Unfortunately, waiting did not work. By the time Eleanor was a year old, she was significantly behind in virtually every developmental milestone. Doctors determined that Eleanor had generalized hypotonia (abnormally low muscle tone). Hypotonia can be a condition on its own or it can be indicative of some other condition where there is progressive loss of muscle tone. In Eleanor’s case, despite countless evaluations and genetic testing, an officially diagnosis was not given, although doctors hinted at her condition being a combination of Ataxia and Paraplegia. Whatever Eleanor’s underlying condition may ultimately be, it has led to significant developmental delays in her fine motor, gross motor and communication skills.
Eleanor began seeing a physical therapist, occupational therapist and speech therapist. Over the course of the next year and a half, Eleanor did make some progress through these therapies, but nothing monumental. She still had not yet learned to crawl, sit up from a lying position or walk. She had very little independence in moving herself around the home. Matthew and Emily were still searching for answers.
Thankfully, Eleanor’s grandmother, Lori, works at Sara’s Garden in the hyperbaric center as its Clinic Director.
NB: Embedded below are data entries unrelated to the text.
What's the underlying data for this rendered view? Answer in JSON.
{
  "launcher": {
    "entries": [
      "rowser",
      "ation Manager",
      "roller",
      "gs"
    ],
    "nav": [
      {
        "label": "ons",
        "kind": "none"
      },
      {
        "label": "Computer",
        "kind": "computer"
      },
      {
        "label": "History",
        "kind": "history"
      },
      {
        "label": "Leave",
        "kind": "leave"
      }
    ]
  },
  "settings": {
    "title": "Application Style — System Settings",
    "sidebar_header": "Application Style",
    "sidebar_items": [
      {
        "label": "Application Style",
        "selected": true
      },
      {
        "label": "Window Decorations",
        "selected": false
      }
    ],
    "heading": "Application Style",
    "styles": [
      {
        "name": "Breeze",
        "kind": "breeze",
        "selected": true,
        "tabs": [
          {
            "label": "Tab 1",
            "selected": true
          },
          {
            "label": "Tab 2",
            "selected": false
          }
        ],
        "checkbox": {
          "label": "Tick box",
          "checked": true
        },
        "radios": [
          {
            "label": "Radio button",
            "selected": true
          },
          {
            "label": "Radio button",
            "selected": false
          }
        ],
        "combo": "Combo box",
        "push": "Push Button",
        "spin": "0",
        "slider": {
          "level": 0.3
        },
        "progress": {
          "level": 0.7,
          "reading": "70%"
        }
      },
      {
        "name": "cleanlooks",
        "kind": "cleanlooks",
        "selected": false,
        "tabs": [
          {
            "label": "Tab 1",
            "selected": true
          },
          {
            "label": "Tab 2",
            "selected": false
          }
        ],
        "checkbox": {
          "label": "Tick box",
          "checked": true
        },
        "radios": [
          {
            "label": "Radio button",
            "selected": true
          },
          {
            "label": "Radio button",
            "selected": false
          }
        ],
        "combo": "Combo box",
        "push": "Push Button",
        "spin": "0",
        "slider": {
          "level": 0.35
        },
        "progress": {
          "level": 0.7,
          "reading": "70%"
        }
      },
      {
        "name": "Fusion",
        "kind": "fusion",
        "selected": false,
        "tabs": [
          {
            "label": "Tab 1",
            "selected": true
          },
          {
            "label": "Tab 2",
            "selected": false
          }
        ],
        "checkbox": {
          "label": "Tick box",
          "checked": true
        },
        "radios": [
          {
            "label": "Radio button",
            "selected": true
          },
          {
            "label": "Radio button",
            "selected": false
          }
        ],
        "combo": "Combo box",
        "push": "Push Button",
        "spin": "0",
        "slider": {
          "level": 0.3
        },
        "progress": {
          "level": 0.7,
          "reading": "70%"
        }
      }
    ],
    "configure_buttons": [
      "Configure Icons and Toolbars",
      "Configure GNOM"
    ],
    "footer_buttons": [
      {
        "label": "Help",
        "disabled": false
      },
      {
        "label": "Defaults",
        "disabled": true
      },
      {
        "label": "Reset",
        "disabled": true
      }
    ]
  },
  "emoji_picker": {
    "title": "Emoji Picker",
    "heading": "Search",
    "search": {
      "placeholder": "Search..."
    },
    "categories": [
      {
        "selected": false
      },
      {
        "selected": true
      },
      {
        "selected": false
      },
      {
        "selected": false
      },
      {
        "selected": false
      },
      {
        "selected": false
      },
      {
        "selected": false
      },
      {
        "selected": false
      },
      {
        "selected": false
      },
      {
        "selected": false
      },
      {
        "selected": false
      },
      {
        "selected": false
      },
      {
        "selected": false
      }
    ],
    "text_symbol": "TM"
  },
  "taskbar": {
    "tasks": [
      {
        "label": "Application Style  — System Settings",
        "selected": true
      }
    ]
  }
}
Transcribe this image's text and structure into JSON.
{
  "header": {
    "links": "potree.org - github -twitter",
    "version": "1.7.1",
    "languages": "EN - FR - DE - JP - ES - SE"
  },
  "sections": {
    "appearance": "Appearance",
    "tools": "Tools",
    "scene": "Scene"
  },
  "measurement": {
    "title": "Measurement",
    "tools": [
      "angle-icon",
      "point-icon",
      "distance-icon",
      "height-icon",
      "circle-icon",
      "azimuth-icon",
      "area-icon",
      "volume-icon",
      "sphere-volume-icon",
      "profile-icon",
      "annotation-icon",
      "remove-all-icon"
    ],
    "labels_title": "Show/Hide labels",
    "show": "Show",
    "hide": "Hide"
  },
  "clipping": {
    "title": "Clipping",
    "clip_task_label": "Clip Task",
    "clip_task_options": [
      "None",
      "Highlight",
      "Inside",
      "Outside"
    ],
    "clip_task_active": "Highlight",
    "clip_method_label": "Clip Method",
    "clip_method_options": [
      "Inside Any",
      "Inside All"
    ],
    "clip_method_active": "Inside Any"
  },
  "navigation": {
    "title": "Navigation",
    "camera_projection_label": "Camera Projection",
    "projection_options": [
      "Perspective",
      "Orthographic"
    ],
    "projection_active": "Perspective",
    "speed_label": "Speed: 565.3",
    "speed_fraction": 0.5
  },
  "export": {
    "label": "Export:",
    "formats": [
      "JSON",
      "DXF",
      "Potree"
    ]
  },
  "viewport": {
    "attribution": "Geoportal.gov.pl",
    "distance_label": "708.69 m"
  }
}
She began encouraging Emily to consider bringing Eleanor to Sara’s Garden for Conductive Education (CE) services. Conductive Education believes that neurological disorders are not seen as limiting factors and that everyone has the ability to learn and thrive. Conductive Education is built on the assumption that damage to the central nervous system, which causes motor dysfunction, can be overcome by using specialized learning strategies and that the nervous system can generate new neural connections.
Conductive Education allows kids to see themselves as self-reliant, regardless of how many limitations the world tells them they have. It also helps children develop an “ortho- functioning personality,” meaning it helps them achieve educational and daily living goals via nurturance and developing a teaching plan that centers around the child and their likes and dislikes.
Matt and Emily started noticing benefits of Conductive Education after Eleanor’s very first month (4 sessions). She was beginning to make connections between the strengthening exercises she had been doing and actual, usable motions. She was using the strength in her arms, legs and core to crawl using motions and spoken commands. Her family noticed very quickly how much more Eleanor was able to do each time they saw her. Eleanor’s visiting nurse through her county’s early intervention program was also very impressed, noting that she hadn’t seen so much rapid progress before Eleanor began CE.
Emily noted that “The staff at Sara’s Garden have been great and I really appreciate their willingness to not only teach Eleanor, but also me. They are patient and explain the exercises and activities so that we can practice them at home. I’m excited to see how much more progress Eleanor can make working with these amazing conductors!”
Eleanor is now nearly 3 years old. After about 5 months of CE, it’s clear that she feels more independent. She can now walk with support from her parents and is extremely motivated and excited to move around her house on her own and go everywhere her parents go.
Thanks to Conductive Education at Sara’s Garden, Eleanor has a much brighter future. She is ready to get moving and experience far more independence than her family believed was possible. No matter what you’ve been told, there is hope… and Conductive Education can help you find it.